While his father, a future P.E. teacher, was fighting in World War II, Peter Edward Ostling was born in Hollywood on July 22, 1944. He got into acting when he played Sheridan Whiteside in The Man Who Came to Dinner, the senior-year play at Newport Harbor High School.
“When I went out for my curtain call, they exploded into applause and I went, ‘Oh, I like this, I’ll be coming back for more, thank you,’” he recalled in a 2022 interview.
Jason went on to study drama at Carnegie Mellon and act in every play he could, with stops at the Paper Mill Playhouse in Milburn, New Jersey; the American Conservatory Theater in San Francisco; and, as a founding member, the South Coast Repertory Company in Costa Mesa, California.
Starting out in the 1960s, he appeared on such shows as The F.B.I., Cimarron Strip, Here Come the Brides and Daniel Boone, followed by work on Gunsmoke, Land of the Giants, Kung Fu and Hawaii Five-O in the early ’70s.
When he lived in the New York area from 1969-77, Jason said he worked on some 300 commercials — he once showed his nipples in a spot for the deodorant Right Guard that ran for two years and made him “a lot of money” — and he was an excellent baritone who performed in several stage musicals.

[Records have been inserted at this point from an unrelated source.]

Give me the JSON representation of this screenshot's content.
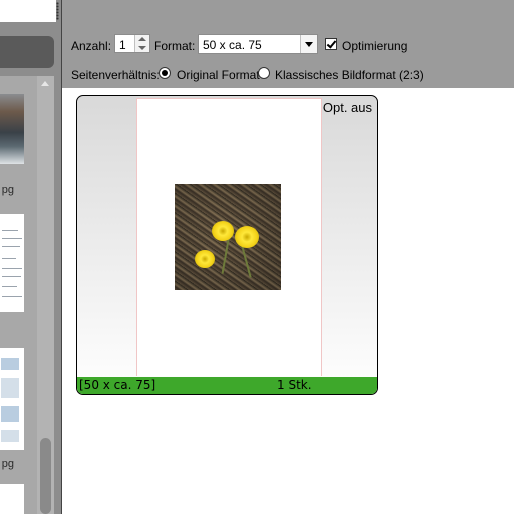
{
  "toolbar": {
    "anzahl_label": "Anzahl:",
    "anzahl_value": "1",
    "format_label": "Format:",
    "format_value": "50 x ca. 75",
    "optimierung_label": "Optimierung",
    "optimierung_checked": true,
    "seitenverhaeltnis_label": "Seitenverhältnis:",
    "radio_options": [
      {
        "label": "Original Format",
        "selected": true
      },
      {
        "label": "Klassisches Bildformat (2:3)",
        "selected": false
      }
    ]
  },
  "preview": {
    "status_text": "Opt. aus",
    "footer_format": "[50 x ca. 75]",
    "footer_count": "1 Stk.",
    "footer_color": "#3ea82b"
  },
  "thumbnails": {
    "captions": [
      "pg",
      "pg"
    ]
  }
}
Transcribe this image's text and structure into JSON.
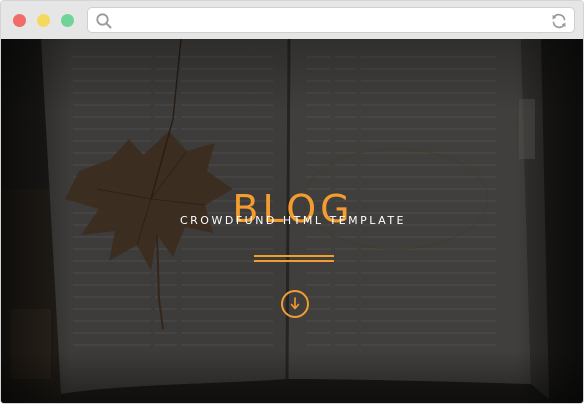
{
  "browser": {
    "address": {
      "value": "",
      "placeholder": ""
    },
    "window_controls": {
      "close_color": "#f26b6b",
      "minimize_color": "#f3d95e",
      "maximize_color": "#6fd49a"
    },
    "search_icon": "search-icon",
    "refresh_icon": "refresh-icon"
  },
  "hero": {
    "title": "BLOG",
    "subtitle": "CROWDFUND HTML TEMPLATE",
    "scroll_icon": "arrow-down-icon",
    "background": "open-book-with-autumn-leaf-photo"
  },
  "colors": {
    "accent": "#f39c2f",
    "overlay": "#1f1f1f",
    "text": "#ffffff"
  }
}
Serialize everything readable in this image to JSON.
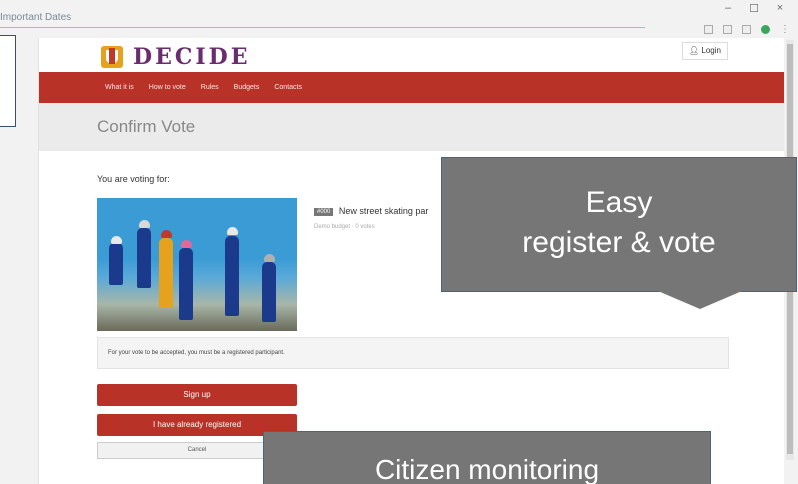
{
  "tab": {
    "title": "Important Dates"
  },
  "window": {
    "minimize": "–",
    "maximize": "☐",
    "close": "×"
  },
  "site": {
    "logo_text": "DECIDE",
    "login_label": "Login"
  },
  "nav": {
    "items": [
      "What it is",
      "How to vote",
      "Rules",
      "Budgets",
      "Contacts"
    ]
  },
  "page": {
    "title": "Confirm Vote",
    "voting_label": "You are voting for:"
  },
  "proposal": {
    "badge": "#000",
    "title": "New street skating par",
    "meta": "Demo budget · 0 votes"
  },
  "notice": "For your vote to be accepted, you must be a registered participant.",
  "buttons": {
    "signup": "Sign up",
    "registered": "I have already registered",
    "cancel": "Cancel"
  },
  "callouts": {
    "easy_line1": "Easy",
    "easy_line2": "register & vote",
    "monitor": "Citizen monitoring"
  },
  "colors": {
    "brand_red": "#b83228",
    "logo_purple": "#6a2c6e",
    "callout_gray": "#767676"
  }
}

His film résumé included The Baltimore Bullet (1980), The Long Riders (1980), Dreamscape (1984), The Karate Kid (1984), Heartbreak Ridge (1986), Alien Nation (1988), Mortal Kombat (1995), Congo (1995), The Glimmer Man (1996), Dante’s Peak (1997), Adaptation (2002), Seabiscuit (2003), Alien Apocalypse (2005), Milk (2008), Hail, Caesar! (2016) and Jurassic World: Fallen Kingdom (2018). He has several projects in the can as well.
An avid tennis player and furniture maker, he said his career prospects improved when he gave up drinking more than 40 years ago.
Survivors include his wife, Eileen (they married in 1979), and his children, Michael Andrew van Ameringen and daughter Robin Goldwasser, the singer, playwright and wife of John Flansburgh, half of the alt band They Might Be Giants.
“I always say there are only two things you need to do to be an actor,” he said in a 2019 interview. “You have to show up on time and you have to know your lines — you don’t even have to be good.”
9:42 a.m. Updated with details of death.